LL TO BST

[puzzlecracker]

Do you see any problems with the following algorithm that converts Link
list to Binary Search tree. Can you think of a better solution?

node* LLtoBST(node *head, int num)
{

node *root=head;
int i, mid=(num+1)/2;

if(!head) return NULL;

if(n==1){
head->prev=NULL;
head->next=NULL;
}

else{
for (int i=0;i<mid;++i,root=root->next)
;
root->prev=LLtoBST(head, mid-1);
root->next=LLtoBST(root->next,mid-1);
}
return root;

}

 

[Howard]

Do you see any problems with the following algorithm that converts Link
list to Binary Search tree. >

Aside from the fact it won't compile, you mean?

Can you think of a better solution?

node* LLtoBST(node *head, int num)
{

node *root=head;
int i, mid=(num+1)/2;

Why do you declare i here? It's already declared as an int in the loop
below.

if(!head) return NULL;

This could be at the top, to save a couple steps.

if(n==1){

What's n? Did you mean num?

head->prev=NULL;
head->next=NULL;
}

else{
for (int i=0;i<mid;++i,root=root->next)
;
root->prev=LLtoBST(head, mid-1);

Suppose num is 4. Then mid = (4+1)/2 = 5/2 = 2. So, mid-1 is 1. So you're
going to point your "left" member to the original head of the list, with
only one member. But the loop above just moved the pointer to the third
item in the list, so you're going to lose the second item, aren't you? I
suspect that the num passed to this function needs to be mid, not mid-1.

But that's just for num==4. What about other values of num?

root->next=LLtoBST(root->next,mid-1);
}
return root;

}

Step through this on paper, carefully, for both odd and even values of num.

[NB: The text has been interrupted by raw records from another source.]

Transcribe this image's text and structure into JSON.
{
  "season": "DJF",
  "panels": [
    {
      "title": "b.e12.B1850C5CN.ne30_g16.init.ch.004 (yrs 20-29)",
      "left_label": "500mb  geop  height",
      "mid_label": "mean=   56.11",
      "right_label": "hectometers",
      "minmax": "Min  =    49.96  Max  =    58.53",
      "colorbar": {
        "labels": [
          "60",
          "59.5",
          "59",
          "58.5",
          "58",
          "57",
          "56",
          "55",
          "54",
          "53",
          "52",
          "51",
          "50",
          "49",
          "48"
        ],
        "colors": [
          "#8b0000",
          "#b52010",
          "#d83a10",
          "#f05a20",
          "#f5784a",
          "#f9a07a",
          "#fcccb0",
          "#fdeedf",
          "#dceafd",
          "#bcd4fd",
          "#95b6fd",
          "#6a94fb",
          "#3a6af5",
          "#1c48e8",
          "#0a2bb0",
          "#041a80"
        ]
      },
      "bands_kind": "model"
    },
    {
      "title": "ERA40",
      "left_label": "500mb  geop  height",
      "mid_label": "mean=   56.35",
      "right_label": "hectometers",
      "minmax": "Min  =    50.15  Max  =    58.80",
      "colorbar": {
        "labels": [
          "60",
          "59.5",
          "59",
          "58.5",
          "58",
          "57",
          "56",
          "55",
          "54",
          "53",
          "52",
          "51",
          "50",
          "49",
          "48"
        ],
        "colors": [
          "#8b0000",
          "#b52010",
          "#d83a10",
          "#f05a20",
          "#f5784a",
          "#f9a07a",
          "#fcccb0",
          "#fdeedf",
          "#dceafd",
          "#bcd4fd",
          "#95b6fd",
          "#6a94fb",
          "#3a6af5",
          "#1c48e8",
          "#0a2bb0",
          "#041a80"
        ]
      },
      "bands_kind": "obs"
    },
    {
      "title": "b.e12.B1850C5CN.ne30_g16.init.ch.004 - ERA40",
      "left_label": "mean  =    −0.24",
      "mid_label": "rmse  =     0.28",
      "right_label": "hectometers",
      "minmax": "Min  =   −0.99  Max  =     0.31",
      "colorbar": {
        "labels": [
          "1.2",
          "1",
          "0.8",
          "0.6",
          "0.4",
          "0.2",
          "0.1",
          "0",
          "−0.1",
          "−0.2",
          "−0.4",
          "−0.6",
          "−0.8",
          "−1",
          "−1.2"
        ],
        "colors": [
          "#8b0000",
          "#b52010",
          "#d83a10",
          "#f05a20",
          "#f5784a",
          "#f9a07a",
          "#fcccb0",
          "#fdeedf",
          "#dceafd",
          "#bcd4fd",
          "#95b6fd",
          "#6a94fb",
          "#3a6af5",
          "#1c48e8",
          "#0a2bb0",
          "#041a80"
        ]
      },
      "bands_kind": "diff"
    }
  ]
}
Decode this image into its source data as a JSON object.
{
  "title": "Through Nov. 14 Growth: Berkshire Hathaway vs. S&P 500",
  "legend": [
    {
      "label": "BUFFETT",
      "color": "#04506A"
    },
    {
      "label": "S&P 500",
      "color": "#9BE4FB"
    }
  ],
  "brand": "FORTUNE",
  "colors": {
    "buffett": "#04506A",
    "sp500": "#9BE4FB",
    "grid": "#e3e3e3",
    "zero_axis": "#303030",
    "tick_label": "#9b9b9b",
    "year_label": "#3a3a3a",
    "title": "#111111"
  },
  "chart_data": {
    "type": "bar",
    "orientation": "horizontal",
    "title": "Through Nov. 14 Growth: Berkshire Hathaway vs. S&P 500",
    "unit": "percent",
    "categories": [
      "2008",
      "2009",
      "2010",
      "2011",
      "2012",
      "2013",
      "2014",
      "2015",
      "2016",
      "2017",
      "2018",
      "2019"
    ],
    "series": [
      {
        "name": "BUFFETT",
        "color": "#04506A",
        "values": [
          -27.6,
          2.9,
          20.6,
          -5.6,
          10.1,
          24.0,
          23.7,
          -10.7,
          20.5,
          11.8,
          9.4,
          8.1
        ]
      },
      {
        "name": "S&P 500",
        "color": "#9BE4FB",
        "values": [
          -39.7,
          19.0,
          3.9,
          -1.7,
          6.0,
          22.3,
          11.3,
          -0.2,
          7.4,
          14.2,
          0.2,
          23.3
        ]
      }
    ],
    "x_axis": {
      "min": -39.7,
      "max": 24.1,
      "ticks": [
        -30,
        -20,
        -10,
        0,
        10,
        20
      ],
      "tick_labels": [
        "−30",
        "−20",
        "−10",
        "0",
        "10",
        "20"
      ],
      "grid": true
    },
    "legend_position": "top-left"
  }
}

Then, once you have a good design, and have coded it so that ther's no
compile errors, step through it in the debugger and see if it does exactly
what your paper version did.

Also, you mention that you're creating a "Binary Search Tree". But you
don't say whether the linked list is sorted or not. If it isn't then your
tree isn't going to be sorted, either.

-Howard

 

[Joseph Turian]

pc:

You should also keep in mind that splitting it down the middle may not
guarantee the best amortized performance. It depends upon the
distribution of the queries.

For example, if you only have right children i.e. with the lowest
element at the root and the highest element as the (rightmost) leaf,
this will give the best performance if you're only looking up the
lowest element.

If I'm not mistaken, a balanced tree is desirable iff the queries are
uniformly distributed over the stored items (i.e. if there are no
queries for items that don't exist). If there are queries for items
that don't exist, then the analysis gets much hairier.

Joseph